Nos preguntamos por la calle. ¿Qué nos dice? ¿Qué crea? En el reverso también nos interrogamos por lo que calla, lo que omite y lo que esconde. Y que al mismo tiempo se deja ver, como sombra y memoria de su propia desaparición. Incluso es posible preguntarse (doblando el texto calle sobre sí mismo, trazando un pliegue, en un tozudo gesto de resistencia epistémica) por aquello que la calle no es capaz de callar.

 

La VIº Bienal Internacional de Performance DEFORMES 2016 propone como eje curatorial para la presente versión la calle para no callar. 

¿Qué es lo que no calla de la calle?

 

La calle es práctica. Es, ante todo, una porción de humanidad dejada a la intemperie. Biozona no racionalizada e impredecible. Su espontaneidad está, sin proponérselo, abierta a la ocupación efímera de lo que dura un acto. Presente que dura y que se agota. La calle es instante, lugar de paso, territorio táctico y no estratégico. La calle es también época y muchas épocas. Tiempos yuxtapuestos que se organizan en el devenir de un momento que se esfuma. En ella se actualizan vestigios de historias, que se cruzan en la contemporaneidad de un tiempo presente. La calle es, finalmente, múltiples cuerpos, que a su vez habitan el espacio público de infinitas maneras. Ocupación activa del espacio, construcción y creación de la calle con cada mirada, cada paso.

 

Por otra parte, la calle está normada. Es, qué duda cabe, una representación del poder. De un orden impuesto desde arriba. Este concibe la calle como un espacio reglamentado en su materialidad y en la distribución de sus espacios. Las distintas escalas que la rigen le confieren un estatuto de importancia.
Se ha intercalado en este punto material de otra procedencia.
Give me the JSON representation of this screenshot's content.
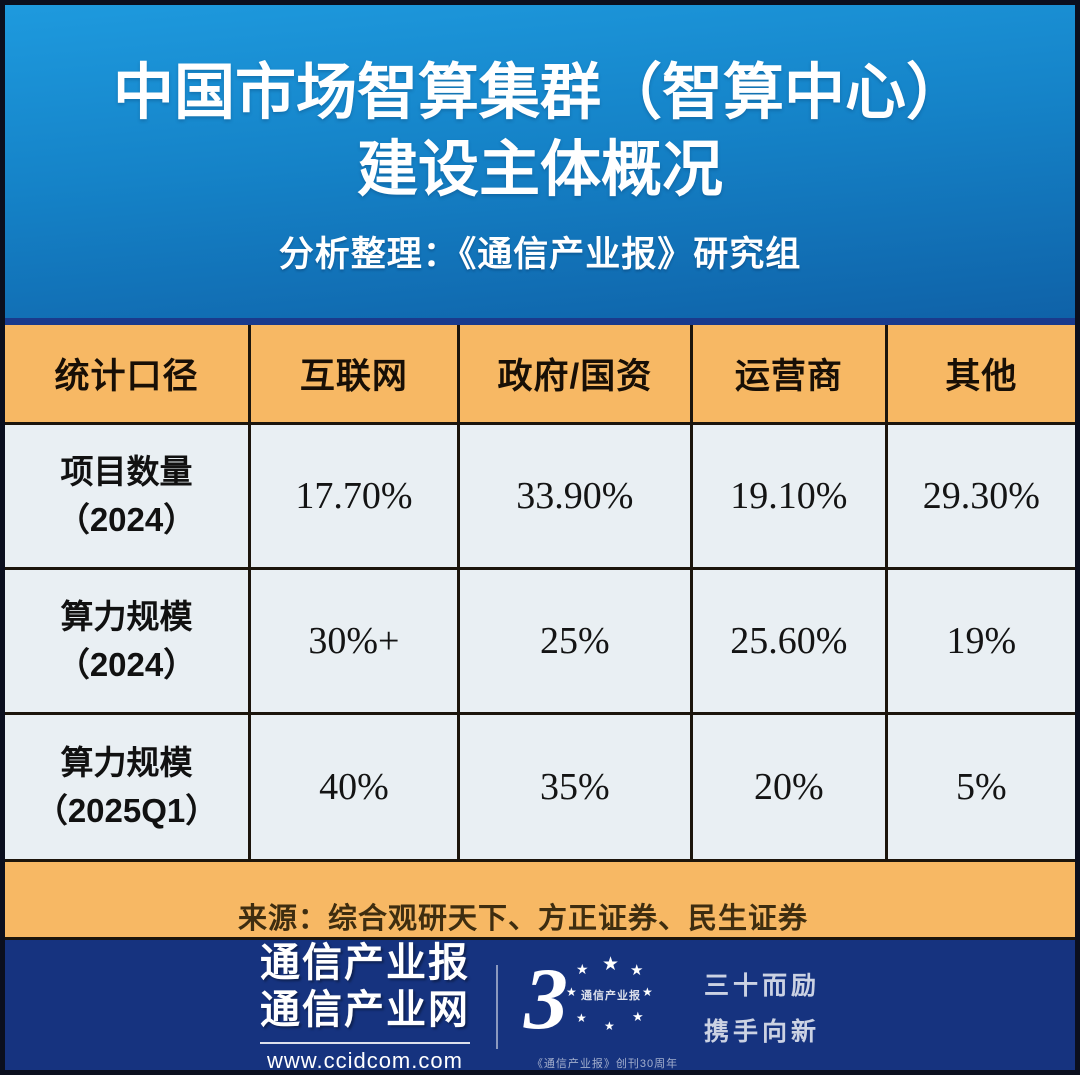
{
  "header": {
    "title_line1": "中国市场智算集群（智算中心）",
    "title_line2": "建设主体概况",
    "subtitle": "分析整理：《通信产业报》研究组"
  },
  "table": {
    "columns": [
      "统计口径",
      "互联网",
      "政府/国资",
      "运营商",
      "其他"
    ],
    "rows": [
      {
        "label_line1": "项目数量",
        "label_line2": "（2024）",
        "values": [
          "17.70%",
          "33.90%",
          "19.10%",
          "29.30%"
        ]
      },
      {
        "label_line1": "算力规模",
        "label_line2": "（2024）",
        "values": [
          "30%+",
          "25%",
          "25.60%",
          "19%"
        ]
      },
      {
        "label_line1": "算力规模",
        "label_line2": "（2025Q1）",
        "values": [
          "40%",
          "35%",
          "20%",
          "5%"
        ]
      }
    ],
    "source": "来源：综合观研天下、方正证券、民生证券"
  },
  "footer": {
    "brand_line1": "通信产业报",
    "brand_line2": "通信产业网",
    "website": "www.ccidcom.com",
    "logo_three": "3",
    "star_glyph": "★",
    "logo_inner_text": "通信产业报",
    "logo_caption": "《通信产业报》创刊30周年",
    "slogan_line1": "三十而励",
    "slogan_line2": "携手向新"
  },
  "colors": {
    "header_gradient_top": "#1e9ade",
    "header_gradient_bottom": "#0f62a8",
    "navy_strip": "#1a3a8c",
    "footer_navy": "#16337f",
    "orange": "#f7b864",
    "row_light": "#e9eff3",
    "table_line": "#1c150c",
    "frame_border": "#0b0f1e"
  },
  "chart_data": {
    "type": "table",
    "title": "中国市场智算集群（智算中心）建设主体概况",
    "subtitle": "分析整理：《通信产业报》研究组",
    "columns": [
      "统计口径",
      "互联网",
      "政府/国资",
      "运营商",
      "其他"
    ],
    "rows": [
      [
        "项目数量（2024）",
        "17.70%",
        "33.90%",
        "19.10%",
        "29.30%"
      ],
      [
        "算力规模（2024）",
        "30%+",
        "25%",
        "25.60%",
        "19%"
      ],
      [
        "算力规模（2025Q1）",
        "40%",
        "35%",
        "20%",
        "5%"
      ]
    ],
    "numeric_values_percent": {
      "项目数量_2024": {
        "互联网": 17.7,
        "政府/国资": 33.9,
        "运营商": 19.1,
        "其他": 29.3
      },
      "算力规模_2024": {
        "互联网": 30.0,
        "政府/国资": 25.0,
        "运营商": 25.6,
        "其他": 19.0
      },
      "算力规模_2025Q1": {
        "互联网": 40.0,
        "政府/国资": 35.0,
        "运营商": 20.0,
        "其他": 5.0
      }
    },
    "source": "来源：综合观研天下、方正证券、民生证券"
  }
}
La escala, aquella relación de habitabilidad de un espacio que se establece entre el ciudadano, sus prácticas productivas u ociosas, y la urbanidad sensible que toda arquitectura, su inmanencia y reminiscencia, produce. Se trata, a fin de cuentas, de las dimensiones de la violencia con la que los cuerpos se enfrentan en el orden de lo sensible. Por ende, insistimos, la calle es siempre una demarcación. Sus sentidos, los flujos que la recorren, todo impone una medida de permanencia. Un tiempo, un ritmo en el que la mirada deambula. 

 

Sin embargo, las personas pueden desordenar la calle. Sustraerla de la norma. Vivirla en sus contradicciones. Señalar las divergencias. Desplegar formas alternativas de habitarla. Y cambiar los recorridos. Contradecir el sentido de sus flujos. Detener el orden de producción de sus desplazamientos, e interrumpir, clandestinaje urbano mediante, las señaléticas de lo permitido.